A Praxis construction crew works on the Digital 395 fiber-optic backbone north of Independence earlier this week. Project leaders say high-speed Internet should be flowing through the Owens Valley by the end of August, at the latest. Photo by Jon Klusmire

Digital 395, the high-speed Internet project that will improve connections from Barstow to Reno, is nearing the last leg but unexpected delays may hold completion for another month.
The project was scheduled to be completed by July 31, but managers said the company building the fiber-optic backbone, Praxis Associates, said some permits from the U.S. Forest Service have yet to be issued, and some communities, including Inyo’s towns along the U.S. 395 corridor, probably won’t be completed until mid- or late August.
Praxis CEO Mike Ort said Wednesday that Mammoth Lakes should begin receiving its increased Internet speed by the end of the month.
“We have some issues with the Inyo National Forest that probably won’t be resolved until the end of the month,” Ort said. “By the end of next week we should have conduit along the entire route except for a couple areas that need to be bored.” One section of the project that needs to be bored, Ort said, is near Tinnemaha Reservoir south of Big Pine.
By September or October, Ort said high-speed Internet will be available all along the project route and even in outlying communities such as Randsberg in Kern County.
Ort said Praxis is working with the California Public Utilities Commission, the agency responsible for oversight of the project, to get an extension on the project’s deadline due to other “unforeseen” circumstances.
“We need additional support from the PUC for a couple reasons,” Ort said. “California changed the rules on (utility) pole attachments that we will use to connect to some of the smaller towns. In 2012, California changed the rules due to pole failures along the coast. We also spent $24 million on environmentally-related factors, that’s $20 million more than we anticipated. We made up $15 million of that through efficiencies. The commission has been very supportive, so I don’s see that as an issue.”

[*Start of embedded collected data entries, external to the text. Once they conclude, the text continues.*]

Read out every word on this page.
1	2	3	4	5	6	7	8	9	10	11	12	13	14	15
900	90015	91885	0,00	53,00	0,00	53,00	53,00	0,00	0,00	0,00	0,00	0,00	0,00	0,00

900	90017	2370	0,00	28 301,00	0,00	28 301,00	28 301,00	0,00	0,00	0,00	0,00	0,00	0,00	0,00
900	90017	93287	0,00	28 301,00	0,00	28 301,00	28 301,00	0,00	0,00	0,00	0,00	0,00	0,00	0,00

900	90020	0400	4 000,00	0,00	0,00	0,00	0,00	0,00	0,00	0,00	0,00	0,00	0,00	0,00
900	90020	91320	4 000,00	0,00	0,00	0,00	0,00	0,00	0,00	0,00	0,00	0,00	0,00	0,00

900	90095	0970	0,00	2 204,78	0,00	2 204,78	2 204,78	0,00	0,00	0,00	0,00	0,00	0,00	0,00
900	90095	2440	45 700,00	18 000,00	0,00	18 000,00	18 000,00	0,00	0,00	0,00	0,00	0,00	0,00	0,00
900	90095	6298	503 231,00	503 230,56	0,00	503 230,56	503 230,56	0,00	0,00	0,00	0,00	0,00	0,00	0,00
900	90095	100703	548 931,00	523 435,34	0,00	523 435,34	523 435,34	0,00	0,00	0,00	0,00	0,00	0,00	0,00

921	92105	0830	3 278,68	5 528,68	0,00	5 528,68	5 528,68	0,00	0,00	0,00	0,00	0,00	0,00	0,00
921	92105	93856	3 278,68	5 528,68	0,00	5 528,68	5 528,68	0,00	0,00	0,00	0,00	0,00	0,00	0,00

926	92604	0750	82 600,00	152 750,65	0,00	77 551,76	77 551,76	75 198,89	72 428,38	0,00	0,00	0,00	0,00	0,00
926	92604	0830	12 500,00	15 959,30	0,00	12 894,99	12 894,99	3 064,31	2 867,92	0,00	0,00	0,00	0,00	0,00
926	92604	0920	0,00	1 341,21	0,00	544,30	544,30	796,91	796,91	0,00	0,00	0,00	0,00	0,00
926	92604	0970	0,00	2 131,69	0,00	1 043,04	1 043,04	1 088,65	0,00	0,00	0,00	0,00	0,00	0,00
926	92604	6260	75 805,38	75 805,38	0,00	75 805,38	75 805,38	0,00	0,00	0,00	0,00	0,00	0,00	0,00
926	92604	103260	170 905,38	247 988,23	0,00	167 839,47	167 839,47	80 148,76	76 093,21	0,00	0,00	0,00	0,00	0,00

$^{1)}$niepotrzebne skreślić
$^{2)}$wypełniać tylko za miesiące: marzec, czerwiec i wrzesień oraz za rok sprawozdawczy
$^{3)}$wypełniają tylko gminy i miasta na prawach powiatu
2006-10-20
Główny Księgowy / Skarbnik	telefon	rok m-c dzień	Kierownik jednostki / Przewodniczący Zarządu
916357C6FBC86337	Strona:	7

As Praxis works to complete the project and “light up” before the end of August, local Internet providers are preparing to ramp up services by upgrading some customers, and offering new Internet packages.
SuddenLink recently sent a mass mailing to its customers, informing them that their current 1.5 megabit per second Internet connection will be upgraded to a 15 megabit per second connection in mid-July with no additional cost to the customer. The company also said it would be offering new 30 MBPS and 50 MBPS options.
“Changes to our existing services will occur automatically at no added charge to the customer,” said Gene Regan, senior director of corporate communications. “No added equipment will be needed. Customers taking 30- or 50-meg services would need to be sure their modems and routers are capable of handling these faster services to take full advantage of them. Based on our most recent information from Digital 395, we’re planning to offer these faster speeds in Bishop sometime in August.”
Phone calls seeking information from other local Internet providers, Lone Pine Television and Schat.net, were not returned as of press time Wednesday. However, the Eastern Sierra Connect Regional Boradband Consortium said Lone Pine TV, which serves Lone Pine, Pangborn and Alabama Hills, will be providing two or six MBPS packages at $41.99 and $61.99 for residential users.
The consortium said Schat.net has signed a 1Gb service contract with Digital 395 and will be connecting to Digital 395 and testing the new fiber-optic backbone in July or August.
“We are taking stock, slowing down and making sure we have the funding,” Ort said. “The backbone (along U.S. 395) is the most important part. “I don’t want people to be drawing the wrong conclusions, we have our crews out and they’re still working and we already have cable and conduit in Bishop, Mammoth, Bridgeport and Lee Vining … the smaller towns will take a couple more weeks.”